Understanding the Working Capital Optimization Cycle

Having less cash tied up in receivables, payables and inventory means having more cash available for paying down debt or investing in your business.

Executive Summary with Jason Sweatt, Liquidity and Deposits Group Manager

The working capital optimization, or cash conversion, cycle allows you to look at these three areas to determine where your cash is tied up, says Jason Sweatt, vice president and liquidity and deposits group manager at Regions Bank.

Sweatt recently shared his thoughts about the cycle and what it means for your business.

What is the working capital optimization cycle?

The working capital optimization cycle is a way of looking at a company’s receivables, payables and inventory and at how it handles those on a day-to-day basis.

The cycle provides a look at how much working capital it takes to run your business.

There are three aspects: receivables, payables and inventory. A receivables perspective shows how many days it takes to get paid. A payables perspective shows how long it takes to pay your vendors. An inventory perspective shows you how long it takes to turn over your inventory.

How do you calculate the working capital optimization cycle?

To calculate receivables, multiply your sales by 365 days and divide that from your accounts receivables. That will give you your days sales outstanding.

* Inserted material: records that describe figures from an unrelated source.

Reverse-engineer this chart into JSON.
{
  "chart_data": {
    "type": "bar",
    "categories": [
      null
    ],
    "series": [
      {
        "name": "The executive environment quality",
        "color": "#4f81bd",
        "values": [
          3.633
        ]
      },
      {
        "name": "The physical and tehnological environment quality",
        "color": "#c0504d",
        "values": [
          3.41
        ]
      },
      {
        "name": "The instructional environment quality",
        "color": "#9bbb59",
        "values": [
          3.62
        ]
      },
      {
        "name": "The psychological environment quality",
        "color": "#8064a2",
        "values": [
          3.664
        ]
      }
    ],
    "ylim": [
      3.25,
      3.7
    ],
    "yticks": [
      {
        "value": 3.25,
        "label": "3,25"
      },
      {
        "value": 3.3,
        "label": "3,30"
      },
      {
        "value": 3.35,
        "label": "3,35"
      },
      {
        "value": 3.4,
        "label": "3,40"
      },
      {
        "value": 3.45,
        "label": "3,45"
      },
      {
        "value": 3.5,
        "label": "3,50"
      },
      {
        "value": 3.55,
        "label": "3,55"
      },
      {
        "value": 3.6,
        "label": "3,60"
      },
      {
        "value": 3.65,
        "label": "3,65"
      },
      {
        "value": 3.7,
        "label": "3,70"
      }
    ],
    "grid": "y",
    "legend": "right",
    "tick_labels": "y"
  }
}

To calculate payables, multiply cost of goods sold by 365 days and divide that from your accounts payable. That will give you your days payable outstanding.

To calculate your inventory, multiply your cost of goods sold by 365 days and divide that from your inventory cost. That will give you your days inventory outstanding.

The working capital optimization cycle equals days sales outstanding plus days inventory outstanding minus days payable outstanding.

This number will vary depending on your individual business and industry. However, businesses should look at their working capital optimization cycle year over year to see how they're performing and compare themselves to their peers. The information for publicly traded companies is available online to use as a benchmark.

How can a business manage these three aspects to increase cash flow?

You want to get receivables in as fast as possible, and you do that by having the right mix of treasury management services, such as by having your clients pay you by automated clearing house or wire. You can also offer a discount for clients who pay quickly.

On the payables side, you want to delay payment to vendors as long as possible, unless there’s a discount for early payment that you can take advantage of. You want to hang on to your cash as long as you can so you can use it to pay down your debt or invest.

The inventory side varies depending on the business, but each business needs to manage its inventory — lean manufacturing and just-in-time supplies are two popular inventory techniques.

How can a business shorten its working capital optimization cycle?

Businesses need to utilize the right mix of treasury management products. Taking checks to the bank yourself takes time, but a product such as quick deposit allows you to deposit checks directly from your desk.

You can also use a lockbox, which speeds up the deposit process and provides access to funds a few days sooner than if you had taken the money to the bank.

Businesses such as gas stations, which go through a lot of cash, may want to use an electronic vault service in which cashiers deposit money into a vault that sends a feed to the bank telling it the amount. This provides immediate access to funds.

Why is understanding the working capital optimization cycle so important?

It allows you to make more money, which is done through either paying down debt such as a line of credit, or being able to invest funds quicker so you have a rate of return on your cash instead of it sitting there in the cycle.

For example, Regions Bank calculated the working capital optimization cycle of a client and noticed that from 2011 to 2012, the company’s receivables slowed by 10 days. The client said it was the nature of his business with today’s economy, and his receivable contracts had increased to 60 days net pay.

Regions suggested the business convert its checks to automated clearing house, which would save it an average of $2.13 to process each check, saving more than $500 a month. The automated clearing house process also shortened the working capital optimization cycle by delivering funds quicker and providing access sooner.


This information is general in nature and is provided for educational purposes only. Regions makes no representations as to the accuracy, completeness, timeliness, suitability, or validity of any information presented. Information provided and statements made by employees of Regions should not be relied on or interpreted as accounting, financial planning, investment, legal, or tax advice. Regions encourages you to consult a professional for advice applicable to your specific situation.